- Developer(s): Compile Heart
- Publisher(s): Idea Factory
- Writer(s): Makoto Kedouin
- Platform(s): PlayStation 4, Windows Nintendo Switch
- Release: PlayStation 4JP: February 13, 2020; NA: August 25, 2020; PAL: August 28, 2020; WindowsWW: August 18, 2020; Nintendo SwitchJP: August 19, 2021; NA: February 8, 2022; PAL: February 11, 2022;
- Genre(s): Role-playing, visual novel
- Mode(s): Single-player

= Death End Request 2 =

Death End Request 2 (stylized as Death end re;Quest 2) is an hybrid Japanese role-playing and visual novel video game developed by Compile Heart and published by Idea Factory. The game released worldwide for Windows and PlayStation 4 in August 2020, and was ported to the Nintendo Switch in 2021. The game is largely a stand-alone story from its predecessor, Death End Request.

==Gameplay==
Similar to its predecessor, Death End Request, the game is a hybrid JRPG and visual novel. Like the original, gameplay is split into two portions, though instead of the contrast being virtual world and real world, now the two gameplay type span across day and night segments in the game. During the day, the game plays as a visual novel, as the player works through reading the game's story. At night, the game plays as a third person traditional RPG where the player must explore dungeons and fight monsters. The game's battles are turn-based, and retains the prior game's mechanic of being able to strike opposing characters around the battle field in a pinball-like manner. However, the game does drop the prior entry's mini-games that temporarily altered gameplay into different other genres.

==Story==
The game follows the character Mai Toyama, a teenage girl struggling to fit in at the all-girl Woodsworth Academy. She explores the academy, and surrounding town of Le Choara upon feeling suspicions about things not being right. While some characters from the original game do make appearance, the game is generally described as a stand-alone experience.

==Development==
The game was first announced for the PlayStation 4 in July 2019. The game was developed by Japanese studio Compile Heart, and published by Idea Factory. The game was written by Corpse Party writer Makoto Kedouin.

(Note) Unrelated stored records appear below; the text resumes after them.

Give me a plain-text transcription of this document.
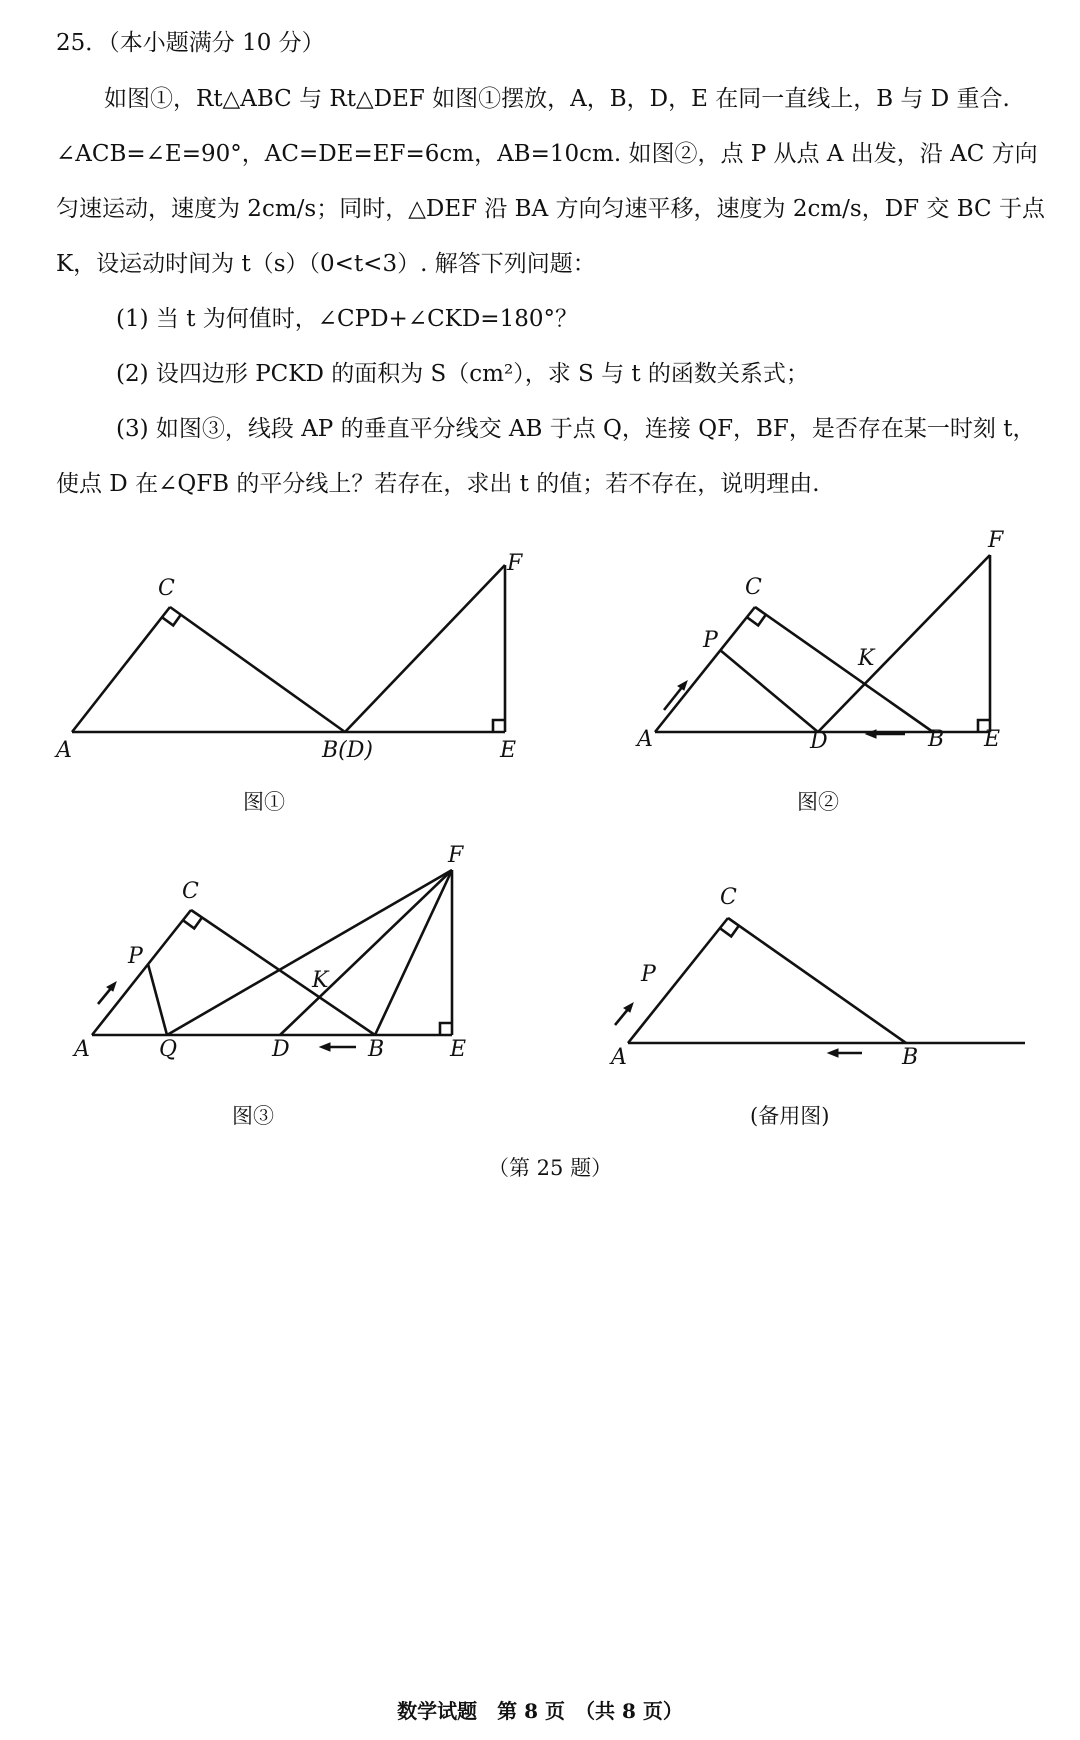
25．（本小题满分 10 分）
如图①，Rt△ABC 与 Rt△DEF 如图①摆放，A，B，D，E 在同一直线上，B 与 D 重合. ∠ACB=∠E=90°，AC=DE=EF=6cm，AB=10cm. 如图②，点 P 从点 A 出发，沿 AC 方向匀速运动，速度为 2cm/s；同时，△DEF 沿 BA 方向匀速平移，速度为 2cm/s，DF 交 BC 于点 K，设运动时间为 t（s）（0<t<3）. 解答下列问题：
(1) 当 t 为何值时，∠CPD+∠CKD=180°？
(2) 设四边形 PCKD 的面积为 S（cm²），求 S 与 t 的函数关系式；
(3) 如图③，线段 AP 的垂直平分线交 AB 于点 Q，连接 QF，BF，是否存在某一时刻 t，使点 D 在∠QFB 的平分线上？若存在，求出 t 的值；若不存在，说明理由.
A	B(D)
C
E
F
图①
A	B
C
D	E
F
K
P
图②
A	B
C
D	E
F
K
P
Q
图③
A	B
C
P
(备用图)
（第 25 题）
数学试题　第 8 页　（共 8 页）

A Steam version of the game was announced for its English localization in the west, and was released alongside the PlayStation 4 version in August 2020. The game received a release in Japan in December 2020. A special edition of the game contained a "midquel 1.5 novel" packaged with the game. A version for the Nintendo Switch was later announced and released in 2021, with a February 2022 western release.

==Reception==
Reviewers generally shared more positive sentiments towards the game's narrative and characters, and less positive commentary on its graphics and gameplay. Reviewers were more divided on whether or not it was a better game than its predecessor. Digitally Downloaded felt the game lacked the impact the first game had due to its similarities in concept, but offered more praise than most others for the depth and nuance of its story. Hardcore Gamer felt it was the more enjoyable title of the two, citing its story, and improved battle system. RPGFan agreed with the improvements and streamlining of the battle system, and also felt it improved upon its predecessor's "confusing map design." RPGamer praised the story as generally good, though inconsistent, with parts that were either slow or confusing, such as the game's connections to its prior entry. Its battle system and graphics were also criticized as sub-par by the publication.